Abstract: We describe solutions of the equation $x^ny^m=a^nb^m$ in acylindrically hyperbolic groups (AH-groups), where $a,b$ are non-commensurable special loxodromic elements and $n,m$ are integers with sufficiently large common divisor. Using this description and certain test words in AH-groups, we study the verbal closedness of AH-subgroups in groups. A subgroup $H$ of a group $G$ is called verbally closed if for any word $w(x_1,\dots, x_n)$ in variables $x_1,\dots,x_n$ and any element $h\in H$, the equation $w(x_1,\dots, x_n)=h$ has a solution in $G$ if and only if it has a solution in $H$. Main Theorem: Suppose that $G$ is a finitely presented group and $H$ is a finitely generated acylindrically hyperbolic subgroup of $G$ such that $H$ does not have nontrivial finite normal subgroups.

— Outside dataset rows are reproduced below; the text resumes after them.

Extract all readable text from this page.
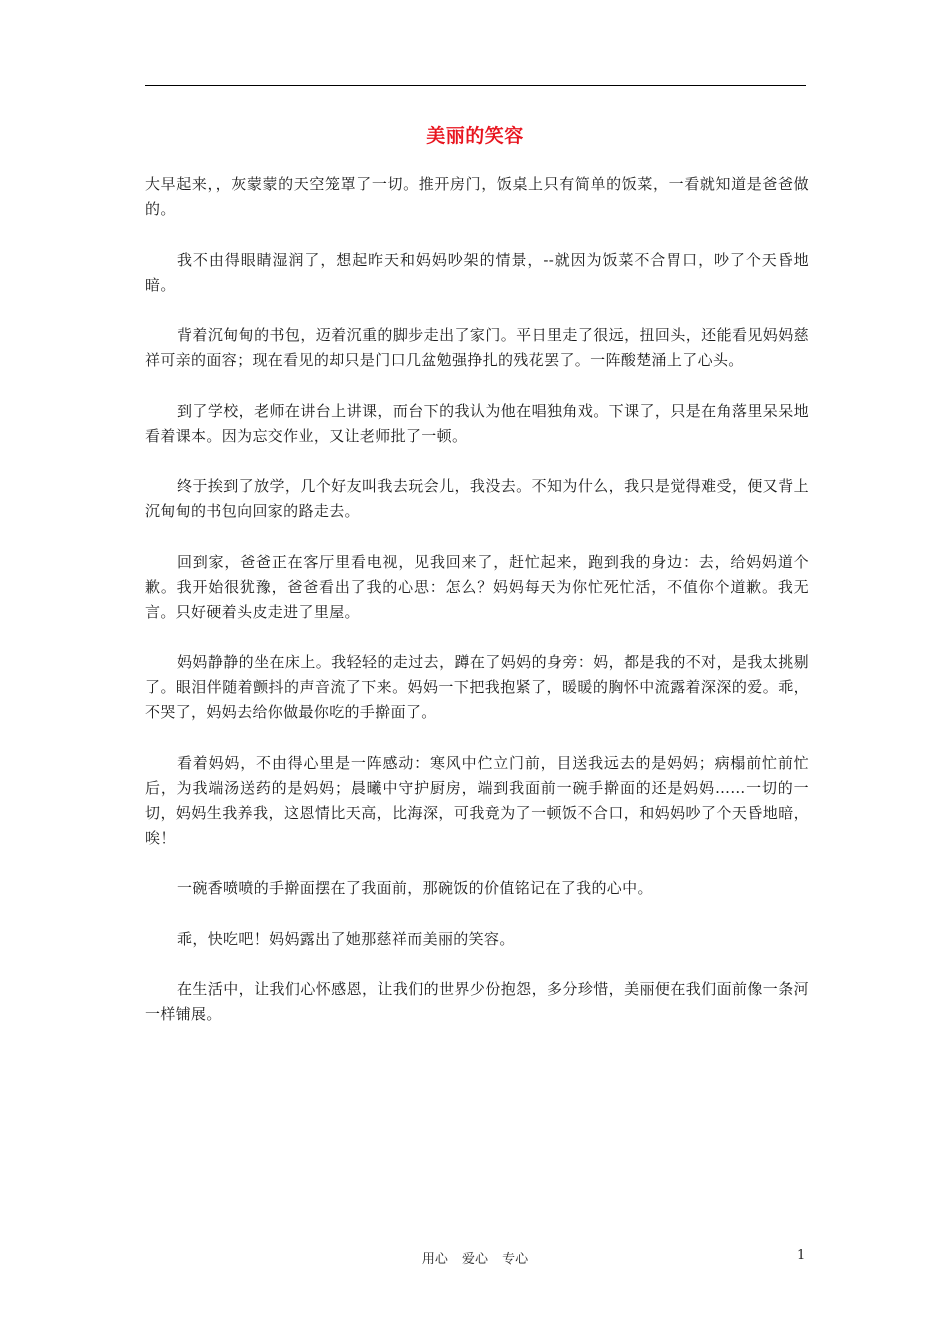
美丽的笑容

大早起来，，灰蒙蒙的天空笼罩了一切。推开房门，饭桌上只有简单的饭菜，一看就知道是爸爸做的。

我不由得眼睛湿润了，想起昨天和妈妈吵架的情景，--就因为饭菜不合胃口，吵了个天昏地暗。

背着沉甸甸的书包，迈着沉重的脚步走出了家门。平日里走了很远，扭回头，还能看见妈妈慈祥可亲的面容；现在看见的却只是门口几盆勉强挣扎的残花罢了。一阵酸楚涌上了心头。

到了学校，老师在讲台上讲课，而台下的我认为他在唱独角戏。下课了，只是在角落里呆呆地看着课本。因为忘交作业，又让老师批了一顿。

终于挨到了放学，几个好友叫我去玩会儿，我没去。不知为什么，我只是觉得难受，便又背上沉甸甸的书包向回家的路走去。

回到家，爸爸正在客厅里看电视，见我回来了，赶忙起来，跑到我的身边：去，给妈妈道个歉。我开始很犹豫，爸爸看出了我的心思：怎么？妈妈每天为你忙死忙活，不值你个道歉。我无言。只好硬着头皮走进了里屋。

妈妈静静的坐在床上。我轻轻的走过去，蹲在了妈妈的身旁：妈，都是我的不对，是我太挑剔了。眼泪伴随着颤抖的声音流了下来。妈妈一下把我抱紧了，暖暖的胸怀中流露着深深的爱。乖，不哭了，妈妈去给你做最你吃的手擀面了。

看着妈妈，不由得心里是一阵感动：寒风中伫立门前，目送我远去的是妈妈；病榻前忙前忙后，为我端汤送药的是妈妈；晨曦中守护厨房，端到我面前一碗手擀面的还是妈妈……一切的一切，妈妈生我养我，这恩情比天高，比海深，可我竟为了一顿饭不合口，和妈妈吵了个天昏地暗，唉！

一碗香喷喷的手擀面摆在了我面前，那碗饭的价值铭记在了我的心中。

乖，快吃吧！妈妈露出了她那慈祥而美丽的笑容。

在生活中，让我们心怀感恩，让我们的世界少份抱怨，多分珍惜，美丽便在我们面前像一条河一样铺展。

用心 爱心 专心	1
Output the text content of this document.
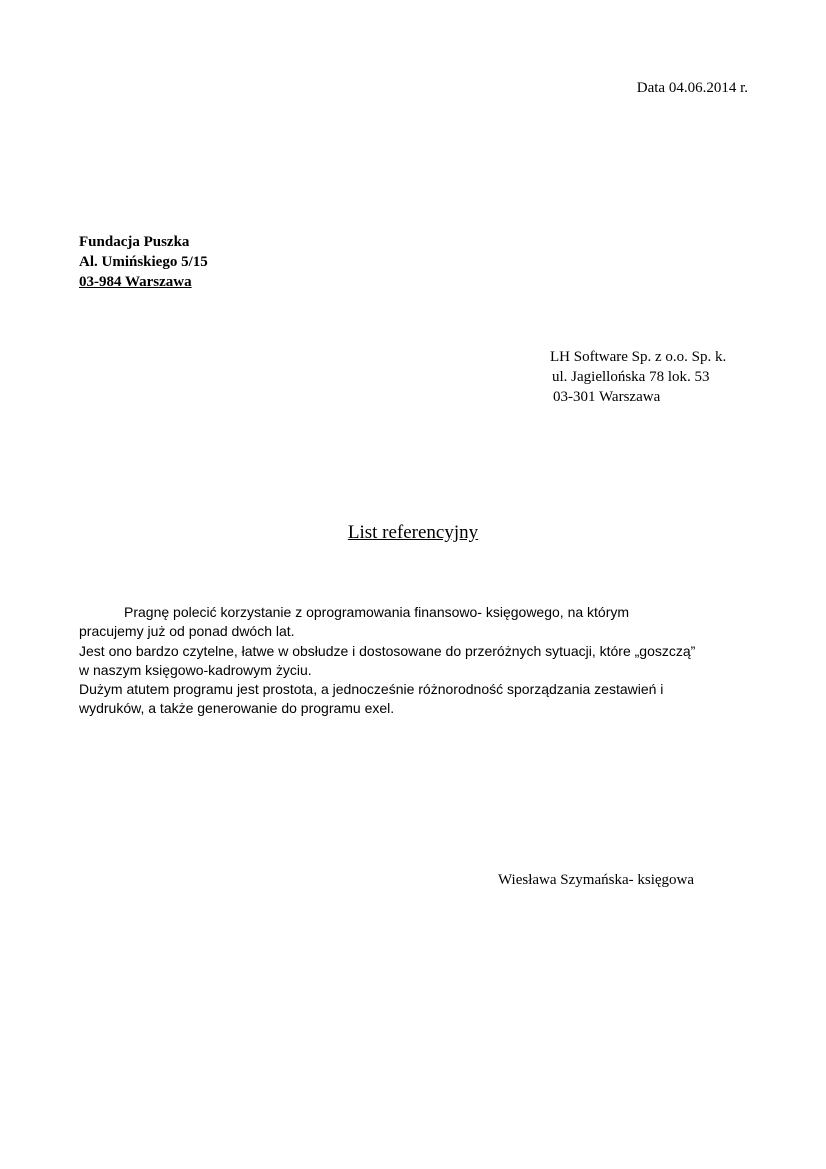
Data 04.06.2014 r.
Fundacja Puszka
Al. Umińskiego 5/15
03-984 Warszawa
LH Software Sp. z o.o. Sp. k.
ul. Jagiellońska 78 lok. 53
03-301 Warszawa
List referencyjny
Pragnę polecić korzystanie z oprogramowania finansowo- księgowego, na którym
pracujemy już od ponad dwóch lat.
Jest ono bardzo czytelne, łatwe w obsłudze i dostosowane do przeróżnych sytuacji, które „goszczą”
w naszym księgowo-kadrowym życiu.
Dużym atutem programu jest prostota, a jednocześnie różnorodność sporządzania zestawień i
wydruków, a także generowanie do programu exel.
Wiesława Szymańska- księgowa
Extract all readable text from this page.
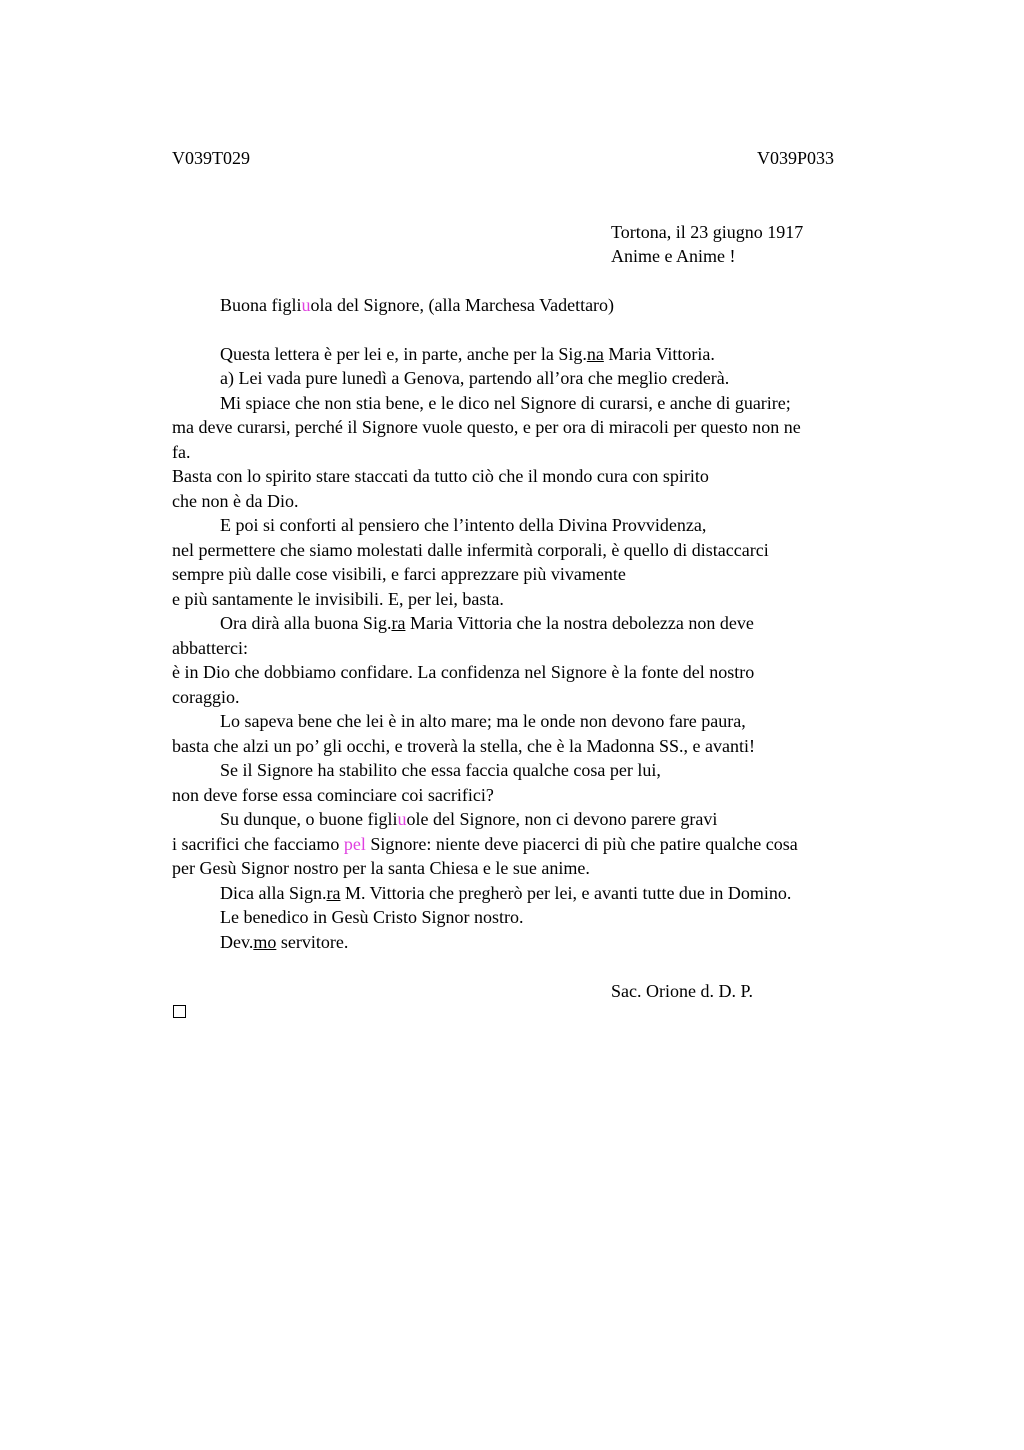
V039T029	V039P033
Tortona, il 23 giugno 1917
Anime e Anime !
Buona figliuola del Signore, (alla Marchesa Vadettaro)
Questa lettera è per lei e, in parte, anche per la Sig.na Maria Vittoria.
a) Lei vada pure lunedì a Genova, partendo all’ora che meglio crederà.
Mi spiace che non stia bene, e le dico nel Signore di curarsi, e anche di guarire;
ma deve curarsi, perché il Signore vuole questo, e per ora di miracoli per questo non ne
fa.
Basta con lo spirito stare staccati da tutto ciò che il mondo cura con spirito
che non è da Dio.
E poi si conforti al pensiero che l’intento della Divina Provvidenza,
nel permettere che siamo molestati dalle infermità corporali, è quello di distaccarci
sempre più dalle cose visibili, e farci apprezzare più vivamente
e più santamente le invisibili. E, per lei, basta.
Ora dirà alla buona Sig.ra Maria Vittoria che la nostra debolezza non deve
abbatterci:
è in Dio che dobbiamo confidare. La confidenza nel Signore è la fonte del nostro
coraggio.
Lo sapeva bene che lei è in alto mare; ma le onde non devono fare paura,
basta che alzi un po’ gli occhi, e troverà la stella, che è la Madonna SS., e avanti!
Se il Signore ha stabilito che essa faccia qualche cosa per lui,
non deve forse essa cominciare coi sacrifici?
Su dunque, o buone figliuole del Signore, non ci devono parere gravi
i sacrifici che facciamo pel Signore: niente deve piacerci di più che patire qualche cosa
per Gesù Signor nostro per la santa Chiesa e le sue anime.
Dica alla Sign.ra M. Vittoria che pregherò per lei, e avanti tutte due in Domino.
Le benedico in Gesù Cristo Signor nostro.
Dev.mo servitore.
Sac. Orione d. D. P.
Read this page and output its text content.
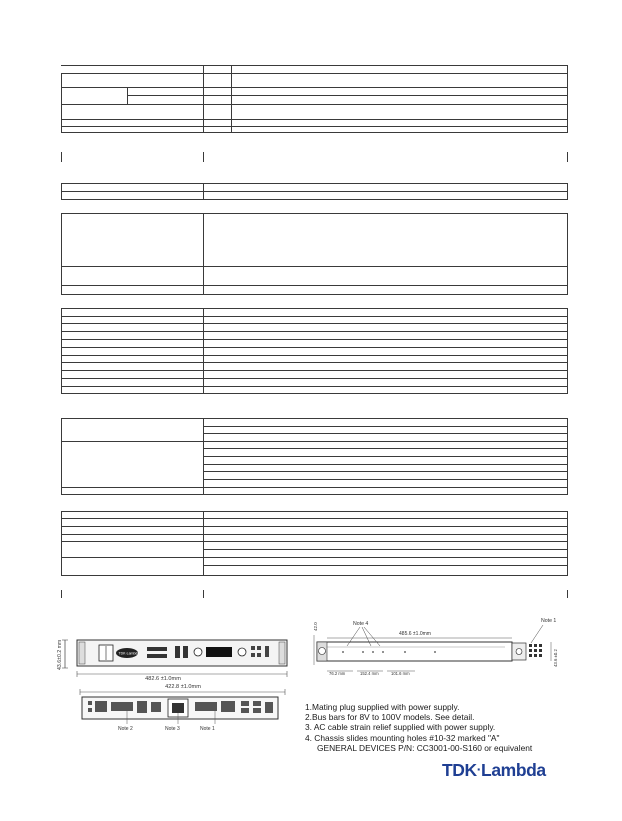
43.6±0.2 mm	TDK·Lambda
482.6 ±1.0mm
422.8 ±1.0mm
Note 2	Note 3	Note 1
42.0
485.6 ±1.0mm
Note 4	Note 1
43.6 ±0.2
76.2 mm	152.4 mm	101.6 mm
1.Mating plug supplied with power supply.
2.Bus bars for 8V to 100V models. See detail.
3. AC cable strain relief supplied with power supply.
4. Chassis slides mounting holes #10-32 marked "A"
GENERAL DEVICES P/N: CC3001-00-S160 or equivalent
TDK·Lambda
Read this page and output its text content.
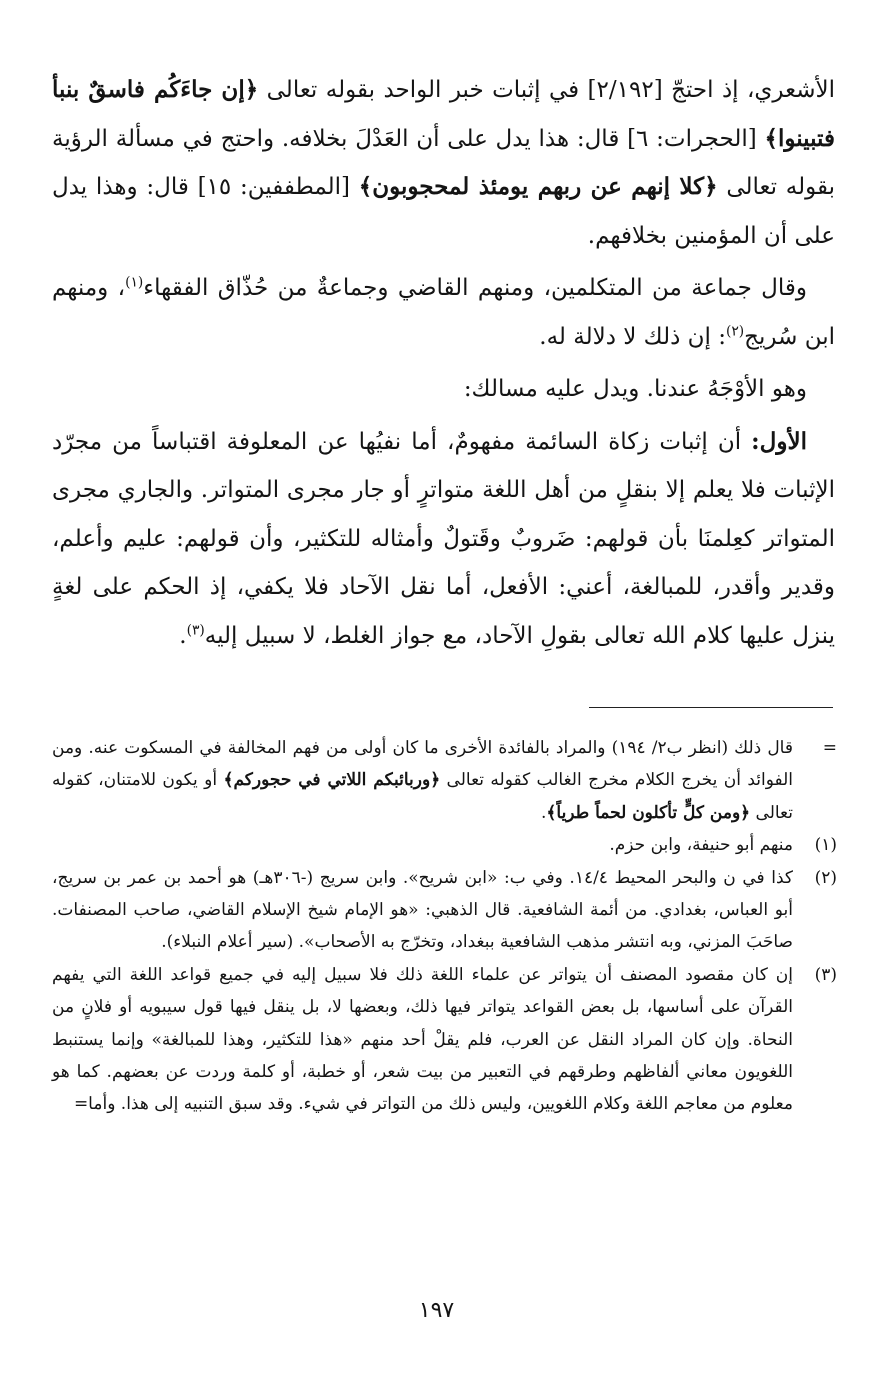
الأشعري، إذ احتجّ [٢/١٩٢] في إثبات خبر الواحد بقوله تعالى ﴿إن جاءَكُم فاسقٌ بنبأ فتبينوا﴾ [الحجرات: ٦] قال: هذا يدل على أن العَدْلَ بخلافه. واحتج في مسألة الرؤية بقوله تعالى ﴿كلا إنهم عن ربهم يومئذ لمحجوبون﴾ [المطففين: ١٥] قال: وهذا يدل على أن المؤمنين بخلافهم.

وقال جماعة من المتكلمين، ومنهم القاضي وجماعةٌ من حُذّاق الفقهاء$^{(١)}$، ومنهم ابن سُريج$^{(٢)}$: إن ذلك لا دلالة له.

وهو الأوْجَهُ عندنا. ويدل عليه مسالك:

الأول: أن إثبات زكاة السائمة مفهومٌ، أما نفيُها عن المعلوفة اقتباساً من مجرّد الإثبات فلا يعلم إلا بنقلٍ من أهل اللغة متواترٍ أو جار مجرى المتواتر. والجاري مجرى المتواتر كعِلمنَا بأن قولهم: ضَروبٌ وقَتولٌ وأمثاله للتكثير، وأن قولهم: عليم وأعلم، وقدير وأقدر، للمبالغة، أعني: الأفعل، أما نقل الآحاد فلا يكفي، إذ الحكم على لغةٍ ينزل عليها كلام الله تعالى بقولِ الآحاد، مع جواز الغلط، لا سبيل إليه$^{(٣)}$.

=
قال ذلك (انظر ب٢/ ١٩٤) والمراد بالفائدة الأخرى ما كان أولى من فهم المخالفة في المسكوت عنه. ومن الفوائد أن يخرج الكلام مخرج الغالب كقوله تعالى ﴿وربائبكم اللاتي في حجوركم﴾ أو يكون للامتنان، كقوله تعالى ﴿ومن كلٍّ تأكلون لحماً طرياً﴾.
(١)
منهم أبو حنيفة، وابن حزم.
(٢)
كذا في ن والبحر المحيط ١٤/٤. وفي ب: «ابن شريح». وابن سريج (-٣٠٦هـ) هو أحمد بن عمر بن سريج، أبو العباس، بغدادي. من أئمة الشافعية. قال الذهبي: «هو الإمام شيخ الإسلام القاضي، صاحب المصنفات. صاحَبَ المزني، وبه انتشر مذهب الشافعية ببغداد، وتخرّج به الأصحاب». (سير أعلام النبلاء).
(٣)
إن كان مقصود المصنف أن يتواتر عن علماء اللغة ذلك فلا سبيل إليه في جميع قواعد اللغة التي يفهم القرآن على أساسها، بل بعض القواعد يتواتر فيها ذلك، وبعضها لا، بل ينقل فيها قول سيبويه أو فلانٍ من النحاة. وإن كان المراد النقل عن العرب، فلم يقلْ أحد منهم «هذا للتكثير، وهذا للمبالغة» وإنما يستنبط اللغويون معاني ألفاظهم وطرقهم في التعبير من بيت شعر، أو خطبة، أو كلمة وردت عن بعضهم. كما هو معلوم من معاجم اللغة وكلام اللغويين، وليس ذلك من التواتر في شيء. وقد سبق التنبيه إلى هذا. وأما=
١٩٧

Then $H$ is verbally closed in $G$ if and only if $H$ is a retract of $G$. The condition that $G$ is finitely presented and $H$ is finitely generated can be replaced by the condition that $G$ is finitely generated over $H$ and $H$ is equationally Noetherian. As a corollary, we solve Problem 5.2 from the paper arXiv:1201.0497v2 of Miasnikov and Roman'kov: Verbally closed subgroups of torsion-free hyperbolic groups are retracts.